Please tell us a little about the Kering competition, your entry and the inspiration behind it?
The Kering Award for Sustainable Fashion is a partnership between Kering and the Centre for Sustainable Fashion from London College of Fashion. Each year there are two brands from Kering group that create brief for students to work on and develop a project that addresses a specific issue. I worked on concept for Alexander McQueen and became inspired by the extensive use of goldwork embroidery in very innovative way. McQueen has a long history of merging tradition with its inversion. Electronic waste is a very contemporary problem therefore I saw it as a perfect contrast. I wanted to empower the Indian community to fight their electronic waste issue through heritage craft.
You were born in Poland but now live in the UK – How do attitudes to sustainability differ between the two countries?
In both countries people are waking up to climate change and its issues. In my opinion the main difference between the UK and Poland is the level of consumption. Because the Polish economy is not as strong as British, we automatically don’t buy as much.
Do you believe embroidery is compatible with sustainability?
I think embroidery, especially handmade, has a lot of sustainability values naturally embodied because it is a slow process. Nonetheless, high street brands sell sequin and bead embellished garments for bargain prices even though, both of these techniques can’t be fully machine performed and require a lot of human skill and labour. So yes, this example shows that there is a lot that could be done, especially when it comes to consumer awareness of how embroidery is made. A full on sequin dress just can’t cost £7 – if it does then someone else is paying the consequences.
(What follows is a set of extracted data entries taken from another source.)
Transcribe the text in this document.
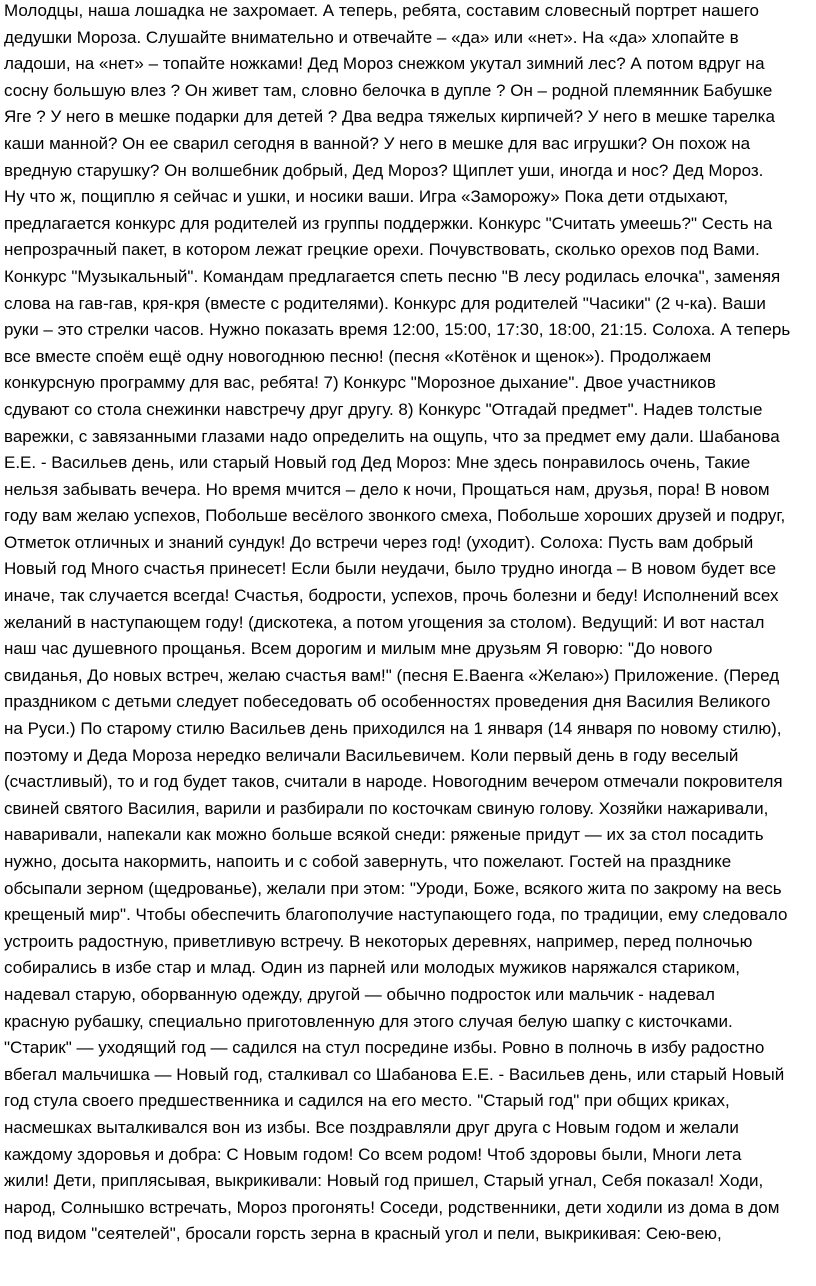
Молодцы, наша лошадка не захромает. А теперь, ребята, составим словесный портрет нашего
дедушки Мороза. Слушайте внимательно и отвечайте – «да» или «нет». На «да» хлопайте в
ладоши, на «нет» – топайте ножками! Дед Мороз снежком укутал зимний лес? А потом вдруг на
сосну большую влез ? Он живет там, словно белочка в дупле ? Он – родной племянник Бабушке
Яге ? У него в мешке подарки для детей ? Два ведра тяжелых кирпичей? У него в мешке тарелка
каши манной? Он ее сварил сегодня в ванной? У него в мешке для вас игрушки? Он похож на
вредную старушку? Он волшебник добрый, Дед Мороз? Щиплет уши, иногда и нос? Дед Мороз.
Ну что ж, пощиплю я сейчас и ушки, и носики ваши. Игра «Заморожу» Пока дети отдыхают,
предлагается конкурс для родителей из группы поддержки. Конкурс "Считать умеешь?" Сесть на
непрозрачный пакет, в котором лежат грецкие орехи. Почувствовать, сколько орехов под Вами.
Конкурс "Музыкальный". Командам предлагается спеть песню "В лесу родилась елочка", заменяя
слова на гав-гав, кря-кря (вместе с родителями). Конкурс для родителей "Часики" (2 ч-ка). Ваши
руки – это стрелки часов. Нужно показать время 12:00, 15:00, 17:30, 18:00, 21:15. Солоха. А теперь
все вместе споём ещё одну новогоднюю песню! (песня «Котёнок и щенок»). Продолжаем
конкурсную программу для вас, ребята! 7) Конкурс "Морозное дыхание". Двое участников
сдувают со стола снежинки навстречу друг другу. 8) Конкурс "Отгадай предмет". Надев толстые
варежки, с завязанными глазами надо определить на ощупь, что за предмет ему дали. Шабанова
Е.Е. - Васильев день, или старый Новый год Дед Мороз: Мне здесь понравилось очень, Такие
нельзя забывать вечера. Но время мчится – дело к ночи, Прощаться нам, друзья, пора! В новом
году вам желаю успехов, Побольше весёлого звонкого смеха, Побольше хороших друзей и подруг,
Отметок отличных и знаний сундук! До встречи через год! (уходит). Солоха: Пусть вам добрый
Новый год Много счастья принесет! Если были неудачи, было трудно иногда – В новом будет все
иначе, так случается всегда! Счастья, бодрости, успехов, прочь болезни и беду! Исполнений всех
желаний в наступающем году! (дискотека, а потом угощения за столом). Ведущий: И вот настал
наш час душевного прощанья. Всем дорогим и милым мне друзьям Я говорю: "До нового
свиданья, До новых встреч, желаю счастья вам!" (песня Е.Ваенга «Желаю») Приложение. (Перед
праздником с детьми следует побеседовать об особенностях проведения дня Василия Великого
на Руси.) По старому стилю Васильев день приходился на 1 января (14 января по новому стилю),
поэтому и Деда Мороза нередко величали Васильевичем. Коли первый день в году веселый
(счастливый), то и год будет таков, считали в народе. Новогодним вечером отмечали покровителя
свиней святого Василия, варили и разбирали по косточкам свиную голову. Хозяйки нажаривали,
наваривали, напекали как можно больше всякой снеди: ряженые придут — их за стол посадить
нужно, досыта накормить, напоить и с собой завернуть, что пожелают. Гостей на празднике
обсыпали зерном (щедрованье), желали при этом: "Уроди, Боже, всякого жита по закрому на весь
крещеный мир". Чтобы обеспечить благополучие наступающего года, по традиции, ему следовало
устроить радостную, приветливую встречу. В некоторых деревнях, например, перед полночью
собирались в избе стар и млад. Один из парней или молодых мужиков наряжался стариком,
надевал старую, оборванную одежду, другой — обычно подросток или мальчик - надевал
красную рубашку, специально приготовленную для этого случая белую шапку с кисточками.
"Старик" — уходящий год — садился на стул посредине избы. Ровно в полночь в избу радостно
вбегал мальчишка — Новый год, сталкивал со Шабанова Е.Е. - Васильев день, или старый Новый
год стула своего предшественника и садился на его место. "Старый год" при общих криках,
насмешках выталкивался вон из избы. Все поздравляли друг друга с Новым годом и желали
каждому здоровья и добра: С Новым годом! Со всем родом! Чтоб здоровы были, Многи лета
жили! Дети, приплясывая, выкрикивали: Новый год пришел, Старый угнал, Себя показал! Ходи,
народ, Солнышко встречать, Мороз прогонять! Соседи, родственники, дети ходили из дома в дом
под видом "сеятелей", бросали горсть зерна в красный угол и пели, выкрикивая: Сею-вею,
Aniela Fidler / Winner for Innovation for Alexander McQueen
Recycling electrical waste is just one material that could be re-purposed for fashion – what other waste materials do you think might serve embroidery well?
Recycling plastic is a very straight forward process and should be applied to make plastic beads, sequins and other polyester based trimms. Technology now is advanced enough that it can provide very high quality equivalents to many conventional materials so there is quite a lot of potential!
How did it feel to win and what does that mean for your creative practice?
Being a laureate is a great distinction but I’m the most grateful for having the opportunity to go through the competition process. It influenced me a lot and provided me with new insights to the industry. It also made me confident that sustainable improvements are not only desired but also very possible.
Has your sustainable ideology changed the way you consume fashion?
I have always been fairly aware of the issues following clothing production and never shopped too excessively. The main difference is probably the fact that now I can see not only the surface of clothing but also its cultural and social depth. These contexts are embodied in garments and can be as terrible as they can be wonderful. I’m really interested in telling whole story and preferably, the beautiful one.